You're off by orders of magnitude. Apes diverged from monkeys ca. 30 million years ago. We even have Homo fossils dating to millions of years ago, so it wouldn't even be accurate to call it "ape" unless you're using the broad definition of the term "ape" which also includes Homo. Far from "calling it like it is," you're showing that you profoundly misunderstand this result.

According to this the article timelines, we're tracing hg A to something that predates humans and neanderthals, and I'm going to leave it at that since is a controversial topic.
 
After hunting around, I've found some tidbits that might be of interest for this thread.

The haplogroup study is currently behind a paywall, but should be available for public consumption soon. In the meantime, Dr. Thomas Krahn's (one of the key scientists on this project) presentation diagrams are able to be viewed. Dr. Krahn is employeed by FTDNA, and on the "about" section of FTDNA's website this is posted about the doctor: "He has discovered an uncountable number of new haplogroups".

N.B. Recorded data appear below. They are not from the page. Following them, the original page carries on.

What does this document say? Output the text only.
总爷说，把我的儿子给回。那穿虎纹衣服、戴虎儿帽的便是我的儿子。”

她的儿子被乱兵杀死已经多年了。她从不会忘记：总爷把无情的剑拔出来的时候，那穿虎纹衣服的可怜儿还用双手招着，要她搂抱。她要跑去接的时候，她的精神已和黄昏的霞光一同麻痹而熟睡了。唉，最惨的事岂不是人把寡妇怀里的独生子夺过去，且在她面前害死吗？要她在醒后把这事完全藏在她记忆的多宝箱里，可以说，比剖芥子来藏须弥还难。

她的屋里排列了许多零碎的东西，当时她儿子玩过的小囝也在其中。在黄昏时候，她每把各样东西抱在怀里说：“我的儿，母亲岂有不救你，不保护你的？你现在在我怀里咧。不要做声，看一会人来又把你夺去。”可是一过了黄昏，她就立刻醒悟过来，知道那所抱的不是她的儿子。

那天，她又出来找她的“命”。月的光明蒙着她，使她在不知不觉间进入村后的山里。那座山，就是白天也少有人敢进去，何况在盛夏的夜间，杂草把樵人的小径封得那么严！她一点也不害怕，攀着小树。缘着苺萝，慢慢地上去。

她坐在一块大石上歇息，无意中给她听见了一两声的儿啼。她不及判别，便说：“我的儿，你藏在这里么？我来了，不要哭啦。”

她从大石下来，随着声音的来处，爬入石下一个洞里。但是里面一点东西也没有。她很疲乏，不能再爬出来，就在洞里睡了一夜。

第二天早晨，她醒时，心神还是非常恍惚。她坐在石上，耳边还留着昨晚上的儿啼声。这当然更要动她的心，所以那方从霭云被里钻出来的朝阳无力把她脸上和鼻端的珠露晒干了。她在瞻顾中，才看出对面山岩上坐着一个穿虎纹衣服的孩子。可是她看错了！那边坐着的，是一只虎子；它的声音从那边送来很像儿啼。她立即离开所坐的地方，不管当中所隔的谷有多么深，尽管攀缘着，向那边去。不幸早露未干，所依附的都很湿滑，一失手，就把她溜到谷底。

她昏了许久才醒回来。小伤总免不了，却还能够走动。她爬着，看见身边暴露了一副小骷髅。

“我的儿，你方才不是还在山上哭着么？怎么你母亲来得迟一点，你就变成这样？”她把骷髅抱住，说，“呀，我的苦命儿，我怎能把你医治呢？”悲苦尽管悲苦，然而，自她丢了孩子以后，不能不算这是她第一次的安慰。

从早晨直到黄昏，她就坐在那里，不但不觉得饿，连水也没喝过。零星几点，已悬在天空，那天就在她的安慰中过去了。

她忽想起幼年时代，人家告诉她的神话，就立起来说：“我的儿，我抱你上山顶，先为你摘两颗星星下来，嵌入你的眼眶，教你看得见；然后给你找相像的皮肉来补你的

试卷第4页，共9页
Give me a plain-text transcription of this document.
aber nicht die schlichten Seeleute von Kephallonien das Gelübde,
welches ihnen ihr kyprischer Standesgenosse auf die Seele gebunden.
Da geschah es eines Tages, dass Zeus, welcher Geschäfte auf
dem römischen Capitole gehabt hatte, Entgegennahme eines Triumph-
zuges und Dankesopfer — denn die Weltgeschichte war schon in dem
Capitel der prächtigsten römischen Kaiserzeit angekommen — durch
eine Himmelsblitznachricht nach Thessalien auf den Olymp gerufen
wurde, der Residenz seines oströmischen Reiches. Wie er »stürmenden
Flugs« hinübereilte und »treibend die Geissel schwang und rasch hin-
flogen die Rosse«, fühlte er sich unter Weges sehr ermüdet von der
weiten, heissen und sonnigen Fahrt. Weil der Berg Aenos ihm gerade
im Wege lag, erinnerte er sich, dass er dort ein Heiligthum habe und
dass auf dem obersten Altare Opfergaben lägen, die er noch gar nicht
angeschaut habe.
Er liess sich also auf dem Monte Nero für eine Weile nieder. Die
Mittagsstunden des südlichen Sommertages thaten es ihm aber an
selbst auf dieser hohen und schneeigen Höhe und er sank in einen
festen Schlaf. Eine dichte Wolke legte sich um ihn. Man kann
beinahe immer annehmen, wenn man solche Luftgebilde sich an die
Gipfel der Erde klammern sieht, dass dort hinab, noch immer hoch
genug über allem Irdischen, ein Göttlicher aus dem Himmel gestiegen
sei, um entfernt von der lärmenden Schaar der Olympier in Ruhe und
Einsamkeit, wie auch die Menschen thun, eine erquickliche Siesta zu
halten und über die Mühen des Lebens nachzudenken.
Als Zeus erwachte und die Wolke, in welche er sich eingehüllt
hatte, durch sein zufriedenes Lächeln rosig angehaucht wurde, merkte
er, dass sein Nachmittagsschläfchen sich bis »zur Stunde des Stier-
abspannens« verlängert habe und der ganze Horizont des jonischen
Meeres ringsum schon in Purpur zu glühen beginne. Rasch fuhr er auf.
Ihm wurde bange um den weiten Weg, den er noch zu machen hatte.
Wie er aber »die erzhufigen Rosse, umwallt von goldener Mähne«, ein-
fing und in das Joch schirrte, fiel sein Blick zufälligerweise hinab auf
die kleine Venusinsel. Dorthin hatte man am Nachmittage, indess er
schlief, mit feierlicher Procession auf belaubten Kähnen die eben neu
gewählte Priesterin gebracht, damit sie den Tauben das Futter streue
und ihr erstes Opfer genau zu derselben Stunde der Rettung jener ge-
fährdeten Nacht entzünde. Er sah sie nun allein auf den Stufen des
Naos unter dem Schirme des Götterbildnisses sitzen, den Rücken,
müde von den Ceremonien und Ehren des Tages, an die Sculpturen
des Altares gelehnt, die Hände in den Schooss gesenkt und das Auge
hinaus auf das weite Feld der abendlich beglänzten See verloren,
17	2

Also it seems like the STR's of this ancient line were studied independently of the SNP's by two seperate researchers/groups, and that each camps' findings eventually strengthened the others' claim. This should be more clear when the paper is out (Unfortunately for you all I'm incredibly cheap.)

The "uncountable number" is what got my full attention here. If indeed there is an additional time frame extension/expansion of another y-DNA hg... what group would mostly likely be involved?
 
After hunting around, I've found some tidbits that might be of interest for this thread.

The haplogroup study is currently behind a paywall, but should be available for public consumption soon. In the meantime, Dr. Thomas Krahn's (one of the key scientists on this project) presentation diagrams are able to be viewed. Dr. Krahn is employeed by FTDNA, and on the "about" section of FTDNA's website this is posted about the doctor: "He has discovered an uncountable number of new haplogroups".

Also it seems like the STR's of this ancient line were studied independently of the SNP's by two seperate researchers/groups, and that each camps' findings eventually strengthened the others' claim. This should be more clear when the paper is out (Unfortunately for you all I'm incredibly cheap.)

The "uncountable number" is what got my full attention here. If indeed there is an additional time frame extension/expansion of another y-DNA hg... what group would mostly likely be involved?

I don't understand your question. The uncountable number of haplogroups discovered is over the past years working at FTDNA. This discovery of A00 is just an isolated case. The article won't mention other new discoveries.
 
I don't understand your question. The uncountable number of haplogroups discovered is over the past years working at FTDNA. This discovery of A00 is just an isolated case. The article won't mention other new discoveries.

Agreed... this paper revolves around A00. I'm referring to future papers though. Well's original Out of Africa (during the last 120,000 years or so) hypothesis is slowing rupturing with Neanderthal mixing, Denisovan contributions, and now this A00 lineage. If a Neanderthal y-haplogroup (or maternal line) pops up... large segments of his theory will be null and void. Actually, a decent amount has already been proven inaccurate.